La traductora Elsa Losada Soler cuenta que la palabra con la que escribe Clarice es «de cristal, frágil y dura; por lo que traducirla es atravesar un espejo» —uno de los muchos espejos que encontramos en sus obras, en los que la autora misma se multiplica, espejos que construyen y destruyen las identidades de las mujeres que conoce, crea, recrea, boceta, dibuja, y en los que se refleja a sí misma, o de las que toma distancia, pero que están ahí presentes de cuerpo completo, sudorosas o límpidas; niñas, ancianas o jóvenes, enamoradas, solitarias, abandonadas, amorosas que huyen, que son descreídas, distraídas  o  locuaces,  fanfarronas,  tiernas,  y  muchas  más— «para volver del otro lado con algo que sólo será un triste reflejo», nos termina diciendo la traductora de su obra.
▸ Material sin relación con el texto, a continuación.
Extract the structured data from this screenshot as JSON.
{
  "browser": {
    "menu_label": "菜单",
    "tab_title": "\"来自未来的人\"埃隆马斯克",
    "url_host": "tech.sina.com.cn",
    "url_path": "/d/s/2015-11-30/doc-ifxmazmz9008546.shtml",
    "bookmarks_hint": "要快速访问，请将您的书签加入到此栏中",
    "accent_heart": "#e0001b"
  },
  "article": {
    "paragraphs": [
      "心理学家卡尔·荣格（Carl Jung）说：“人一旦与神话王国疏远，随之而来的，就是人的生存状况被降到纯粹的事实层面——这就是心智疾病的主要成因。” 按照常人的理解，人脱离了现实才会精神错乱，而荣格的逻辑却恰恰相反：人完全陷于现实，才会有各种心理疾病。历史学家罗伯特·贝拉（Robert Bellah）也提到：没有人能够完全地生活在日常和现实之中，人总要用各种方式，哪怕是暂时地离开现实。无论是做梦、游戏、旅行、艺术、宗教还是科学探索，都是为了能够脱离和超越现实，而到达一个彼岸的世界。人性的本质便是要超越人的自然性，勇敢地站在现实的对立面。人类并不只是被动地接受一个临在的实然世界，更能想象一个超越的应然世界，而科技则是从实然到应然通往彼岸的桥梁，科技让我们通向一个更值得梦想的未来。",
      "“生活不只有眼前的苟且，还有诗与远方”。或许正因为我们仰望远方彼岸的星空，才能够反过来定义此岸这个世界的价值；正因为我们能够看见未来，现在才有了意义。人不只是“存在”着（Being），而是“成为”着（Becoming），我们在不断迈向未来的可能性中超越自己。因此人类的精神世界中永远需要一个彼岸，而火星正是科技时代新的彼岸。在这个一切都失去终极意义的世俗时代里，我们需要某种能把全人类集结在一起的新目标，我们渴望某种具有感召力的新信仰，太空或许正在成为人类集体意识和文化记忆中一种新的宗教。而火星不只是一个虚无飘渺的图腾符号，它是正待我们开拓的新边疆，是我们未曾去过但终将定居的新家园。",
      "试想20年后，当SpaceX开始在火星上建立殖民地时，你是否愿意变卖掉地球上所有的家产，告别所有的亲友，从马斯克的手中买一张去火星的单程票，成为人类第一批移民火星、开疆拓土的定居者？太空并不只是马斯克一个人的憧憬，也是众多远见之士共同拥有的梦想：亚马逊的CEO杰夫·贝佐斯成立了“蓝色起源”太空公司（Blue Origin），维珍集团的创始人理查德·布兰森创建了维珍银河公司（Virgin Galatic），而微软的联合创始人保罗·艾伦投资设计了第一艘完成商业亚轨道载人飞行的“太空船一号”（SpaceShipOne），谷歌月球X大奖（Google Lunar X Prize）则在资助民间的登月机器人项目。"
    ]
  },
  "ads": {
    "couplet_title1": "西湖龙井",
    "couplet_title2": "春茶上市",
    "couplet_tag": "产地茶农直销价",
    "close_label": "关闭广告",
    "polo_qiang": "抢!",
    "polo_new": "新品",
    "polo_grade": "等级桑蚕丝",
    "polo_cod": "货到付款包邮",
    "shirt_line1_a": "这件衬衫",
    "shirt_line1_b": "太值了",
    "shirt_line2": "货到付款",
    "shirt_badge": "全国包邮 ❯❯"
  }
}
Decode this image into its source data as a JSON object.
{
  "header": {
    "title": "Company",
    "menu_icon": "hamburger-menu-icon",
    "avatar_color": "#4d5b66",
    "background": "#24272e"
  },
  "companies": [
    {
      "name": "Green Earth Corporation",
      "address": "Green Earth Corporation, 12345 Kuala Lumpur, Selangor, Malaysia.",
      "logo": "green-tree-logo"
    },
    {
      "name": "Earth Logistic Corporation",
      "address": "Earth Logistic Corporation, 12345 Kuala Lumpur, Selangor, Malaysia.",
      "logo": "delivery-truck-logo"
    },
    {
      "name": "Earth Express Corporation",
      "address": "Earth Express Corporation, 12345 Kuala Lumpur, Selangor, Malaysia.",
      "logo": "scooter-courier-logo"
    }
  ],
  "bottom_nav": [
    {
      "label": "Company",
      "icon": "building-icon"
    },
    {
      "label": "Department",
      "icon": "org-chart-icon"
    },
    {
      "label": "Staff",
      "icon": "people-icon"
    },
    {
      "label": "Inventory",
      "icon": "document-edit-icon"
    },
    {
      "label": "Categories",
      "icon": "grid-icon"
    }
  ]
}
Es de aplaudir que al castellano, una de las traductoras de su obra cuentística sea justamente la poeta uruguaya Cristina Peri Rossi; porque con su trabajo traductor, tan bien cuidado, podemos escuchar esa cadencia de la prosa de Lispector.

Sabemos que cada escritor poco a poco se irá creando un mundo propio con sus palabras y temas recurrentes; que con el paso de los textos irá completando los espacios vacíos de su búsqueda lectora; y con el paso de los textos escritos irá creando leyes para ese mundo propio, que sólo sus lectores, poco a poco irán descubriendo. En la obra de Clarice Lispector uno puede «creer encontrar» ese estilo de la autora, ese mundo propio que tanto la atormenta, que felizmente la atormenta, hasta volviéndola cínica en muchas ocasiones, y mediante el cual se propone descubrirnos sus historias de vida. Cito: «Soy una mujer, soy una persona, soy una atención, soy un cuerpo mirando por la ventana. Del mismo modo, la lluvia no está agradecida por no ser una piedra. Ella es la lluvia. Tal vez sea eso lo que se podría llamar estar vivo. No es más que esto, sólo esto: vivo. Y sólo vivo de una alegría mansa» (escribe la autora en Tanta mansedumbre). Relato que tiene un pequeño guiño de aquel poema de la escritora uruguaya, que seguro deben conocer: «¿Qué es esto? ¡Prodigio! Mis manos florecen./ Rosas, rosas, rosas a mis dedos crecen. (…) No veis que está loca? Tornadla a su casa» (El dulce milagro, de Juana de Ibarbourou). El hablante lírico de Ibarbourou, como el personaje de Lispector, nos plantean a esa mujerr que se va hablando a sí misma de sus emociones. Lispector con una emoción similar relata: «En pleno día era noche, y esa cosa que no quiero todavía definir es una luz tranquila dentro de mí, y la llamaría alegría, alegría mansa». ¿Será el amor? Lo cierto es que la mansedumbre de la que habla el personaje de Lispector, está en esa alegría, tal como en el hablante lírico; y somos los lectores de las dos autoras quienes diríamos: No veis que están locas.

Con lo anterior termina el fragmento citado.